Мысленно переношусь я иногда в счастливые места и времена, когда я был молодь, здоров и весел, когда беспечно текла жизнь моя или в кругу родной семьи, или в кругу друзей и приятелей, мне Небом дарованных. В поднебесную возносят меня сии воспоминания; но зато, как тяжело упадаю я опять потом в сию пропасть, в сию Керчь!

Когда телесные мои страдания дадут мне отдых, когда больное, слабое зрение мое немного прояснеет, то скорее берусь я за перо: оно здесь мое единственное утешение. Без всякого плана, а только для рассеяния своего принялся я описывать всё виденное, слышанное и читанное мною о месте пребывания моего и даже о всём крае. Бог весть, как составилась, наконец, толстая тетрадь. Кто будет читать ее? По крайней мере, я постараюсь скрыть ее от всех глаз, и разве самым искренним, самым снисходительным знакомым решусь когда-нибудь ее показать.

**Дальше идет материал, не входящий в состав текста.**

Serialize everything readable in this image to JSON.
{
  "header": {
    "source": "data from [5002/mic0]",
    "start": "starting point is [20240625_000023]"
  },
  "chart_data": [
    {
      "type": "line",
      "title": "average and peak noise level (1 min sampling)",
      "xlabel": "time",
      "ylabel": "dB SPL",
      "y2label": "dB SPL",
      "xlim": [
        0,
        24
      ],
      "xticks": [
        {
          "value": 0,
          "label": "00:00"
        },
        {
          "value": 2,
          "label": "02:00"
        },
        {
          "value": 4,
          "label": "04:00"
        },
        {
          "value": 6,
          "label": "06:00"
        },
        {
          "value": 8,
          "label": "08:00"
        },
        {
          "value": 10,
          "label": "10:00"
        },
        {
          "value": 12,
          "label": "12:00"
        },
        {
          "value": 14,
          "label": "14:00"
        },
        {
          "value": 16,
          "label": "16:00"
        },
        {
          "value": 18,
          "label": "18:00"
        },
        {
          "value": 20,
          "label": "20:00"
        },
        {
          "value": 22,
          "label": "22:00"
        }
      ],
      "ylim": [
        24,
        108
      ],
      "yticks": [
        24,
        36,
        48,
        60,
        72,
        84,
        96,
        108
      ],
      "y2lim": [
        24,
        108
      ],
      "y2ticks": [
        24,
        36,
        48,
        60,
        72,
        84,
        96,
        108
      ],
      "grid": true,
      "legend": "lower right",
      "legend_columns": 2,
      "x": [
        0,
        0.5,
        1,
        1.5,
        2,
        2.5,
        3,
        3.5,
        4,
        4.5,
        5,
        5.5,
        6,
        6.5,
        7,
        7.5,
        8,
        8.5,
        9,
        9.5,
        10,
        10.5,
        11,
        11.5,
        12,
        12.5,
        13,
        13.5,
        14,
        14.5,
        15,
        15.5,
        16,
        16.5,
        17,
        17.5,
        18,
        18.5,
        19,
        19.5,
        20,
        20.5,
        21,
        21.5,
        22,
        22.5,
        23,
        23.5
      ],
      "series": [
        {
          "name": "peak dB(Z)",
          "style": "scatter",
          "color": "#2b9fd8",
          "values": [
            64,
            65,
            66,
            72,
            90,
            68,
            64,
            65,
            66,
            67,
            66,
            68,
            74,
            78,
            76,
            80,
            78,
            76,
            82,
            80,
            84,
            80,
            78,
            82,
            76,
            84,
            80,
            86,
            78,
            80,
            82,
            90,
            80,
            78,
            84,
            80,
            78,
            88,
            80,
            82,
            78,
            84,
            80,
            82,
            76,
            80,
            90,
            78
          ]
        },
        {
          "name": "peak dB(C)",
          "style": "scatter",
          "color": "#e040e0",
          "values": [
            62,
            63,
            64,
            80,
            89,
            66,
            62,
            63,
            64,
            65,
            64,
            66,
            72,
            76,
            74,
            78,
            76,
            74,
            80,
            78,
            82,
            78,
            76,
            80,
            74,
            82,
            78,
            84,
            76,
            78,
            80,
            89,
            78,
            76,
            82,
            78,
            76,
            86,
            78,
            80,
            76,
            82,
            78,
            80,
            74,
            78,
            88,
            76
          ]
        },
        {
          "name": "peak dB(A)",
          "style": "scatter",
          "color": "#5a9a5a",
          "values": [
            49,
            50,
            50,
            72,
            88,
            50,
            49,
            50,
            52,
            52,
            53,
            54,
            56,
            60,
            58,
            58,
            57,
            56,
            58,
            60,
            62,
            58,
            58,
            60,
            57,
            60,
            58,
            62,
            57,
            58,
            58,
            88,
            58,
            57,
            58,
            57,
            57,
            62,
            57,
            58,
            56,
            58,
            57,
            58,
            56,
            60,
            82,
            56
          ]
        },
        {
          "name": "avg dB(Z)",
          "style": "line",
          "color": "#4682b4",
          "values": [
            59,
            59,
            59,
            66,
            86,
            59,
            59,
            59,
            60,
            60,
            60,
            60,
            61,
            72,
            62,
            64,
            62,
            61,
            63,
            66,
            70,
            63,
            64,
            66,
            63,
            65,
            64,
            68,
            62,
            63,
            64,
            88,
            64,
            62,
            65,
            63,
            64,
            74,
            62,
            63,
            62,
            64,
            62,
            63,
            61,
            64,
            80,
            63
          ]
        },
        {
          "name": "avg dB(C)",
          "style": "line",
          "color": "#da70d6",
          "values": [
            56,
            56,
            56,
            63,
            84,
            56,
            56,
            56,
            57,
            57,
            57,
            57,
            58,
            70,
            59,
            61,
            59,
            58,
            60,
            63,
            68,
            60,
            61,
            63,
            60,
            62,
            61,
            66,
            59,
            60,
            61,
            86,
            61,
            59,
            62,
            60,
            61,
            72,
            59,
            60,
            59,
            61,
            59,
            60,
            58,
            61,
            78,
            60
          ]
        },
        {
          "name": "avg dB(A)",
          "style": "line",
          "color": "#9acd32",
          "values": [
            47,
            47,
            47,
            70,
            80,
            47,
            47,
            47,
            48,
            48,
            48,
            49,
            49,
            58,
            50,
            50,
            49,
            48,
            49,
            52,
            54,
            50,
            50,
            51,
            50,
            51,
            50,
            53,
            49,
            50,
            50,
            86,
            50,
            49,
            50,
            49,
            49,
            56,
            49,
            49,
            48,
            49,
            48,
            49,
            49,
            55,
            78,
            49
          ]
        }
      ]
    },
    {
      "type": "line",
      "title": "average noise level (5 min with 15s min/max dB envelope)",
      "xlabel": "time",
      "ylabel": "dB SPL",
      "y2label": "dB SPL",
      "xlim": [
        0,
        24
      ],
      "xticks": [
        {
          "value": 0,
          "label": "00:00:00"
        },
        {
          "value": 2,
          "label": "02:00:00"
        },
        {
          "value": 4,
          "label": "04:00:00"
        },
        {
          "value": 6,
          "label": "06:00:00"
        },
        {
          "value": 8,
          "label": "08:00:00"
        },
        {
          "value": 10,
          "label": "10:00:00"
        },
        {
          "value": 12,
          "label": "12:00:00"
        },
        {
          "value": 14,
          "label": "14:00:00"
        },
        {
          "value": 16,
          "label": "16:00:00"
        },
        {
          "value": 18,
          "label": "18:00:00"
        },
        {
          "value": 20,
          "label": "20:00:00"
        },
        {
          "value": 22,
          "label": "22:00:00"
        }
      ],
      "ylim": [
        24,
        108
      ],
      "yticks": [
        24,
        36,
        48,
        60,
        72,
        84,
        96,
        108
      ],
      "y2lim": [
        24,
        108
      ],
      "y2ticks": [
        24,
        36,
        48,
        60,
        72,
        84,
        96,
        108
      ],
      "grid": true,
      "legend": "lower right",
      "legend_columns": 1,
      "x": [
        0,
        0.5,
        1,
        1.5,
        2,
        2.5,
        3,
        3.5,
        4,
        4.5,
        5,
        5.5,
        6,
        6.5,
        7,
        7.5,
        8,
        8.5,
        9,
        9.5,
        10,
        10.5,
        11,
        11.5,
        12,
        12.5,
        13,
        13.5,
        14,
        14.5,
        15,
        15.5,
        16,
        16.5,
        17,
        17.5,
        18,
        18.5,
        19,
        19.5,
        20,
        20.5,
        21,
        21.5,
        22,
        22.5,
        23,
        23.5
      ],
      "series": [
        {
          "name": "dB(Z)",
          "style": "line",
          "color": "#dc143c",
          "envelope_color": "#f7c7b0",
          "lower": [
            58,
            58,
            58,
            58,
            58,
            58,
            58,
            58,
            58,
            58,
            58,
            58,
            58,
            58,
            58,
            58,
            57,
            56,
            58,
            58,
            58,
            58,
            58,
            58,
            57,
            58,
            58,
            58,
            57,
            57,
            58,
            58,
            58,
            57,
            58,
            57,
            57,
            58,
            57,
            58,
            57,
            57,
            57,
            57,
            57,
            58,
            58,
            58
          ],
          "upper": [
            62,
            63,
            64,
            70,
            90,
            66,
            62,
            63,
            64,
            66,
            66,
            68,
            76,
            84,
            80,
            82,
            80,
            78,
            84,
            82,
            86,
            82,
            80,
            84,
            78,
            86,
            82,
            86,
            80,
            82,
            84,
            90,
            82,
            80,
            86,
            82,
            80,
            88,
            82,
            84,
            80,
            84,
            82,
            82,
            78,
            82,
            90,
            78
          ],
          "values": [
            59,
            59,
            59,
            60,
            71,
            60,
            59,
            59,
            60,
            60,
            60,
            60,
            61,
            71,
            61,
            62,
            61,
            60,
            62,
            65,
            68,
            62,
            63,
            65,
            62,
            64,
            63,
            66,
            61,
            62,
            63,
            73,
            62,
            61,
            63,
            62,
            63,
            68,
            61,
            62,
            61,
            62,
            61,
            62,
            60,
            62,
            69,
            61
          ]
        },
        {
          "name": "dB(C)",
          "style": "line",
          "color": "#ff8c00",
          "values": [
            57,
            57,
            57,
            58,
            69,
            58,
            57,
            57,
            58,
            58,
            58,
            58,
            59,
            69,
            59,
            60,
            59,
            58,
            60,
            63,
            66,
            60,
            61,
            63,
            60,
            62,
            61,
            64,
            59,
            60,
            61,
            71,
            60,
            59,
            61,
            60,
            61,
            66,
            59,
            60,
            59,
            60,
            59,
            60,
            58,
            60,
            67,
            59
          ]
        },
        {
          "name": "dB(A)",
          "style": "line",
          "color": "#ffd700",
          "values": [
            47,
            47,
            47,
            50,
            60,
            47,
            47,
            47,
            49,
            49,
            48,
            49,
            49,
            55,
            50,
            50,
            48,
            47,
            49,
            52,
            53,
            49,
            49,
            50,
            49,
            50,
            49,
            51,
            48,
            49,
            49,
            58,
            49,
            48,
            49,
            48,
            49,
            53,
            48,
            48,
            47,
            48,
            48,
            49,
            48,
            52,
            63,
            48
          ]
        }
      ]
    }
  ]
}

О вы, почтенные друзья мои, которые служили мне образцами в молодости, были подпорой и утешением всей жизни моей, и теперь, когда дряхлость меня пришибла, когда в безлюдном, безотрадном заточении кончается неудачное мое служение, остались моим последним упованием, может быть, дойдет до вас когда-нибудь сия записка! Если вы загляните в нее, то вы не будете слишком строги: вы вспомните, что мне и на мысль никогда не приходило быть автором. Как узник, для развлечения, марает углем стены темницы своей, так я сим нескладным описанием облегчал иногда неизъяснимую тоску моего сердца.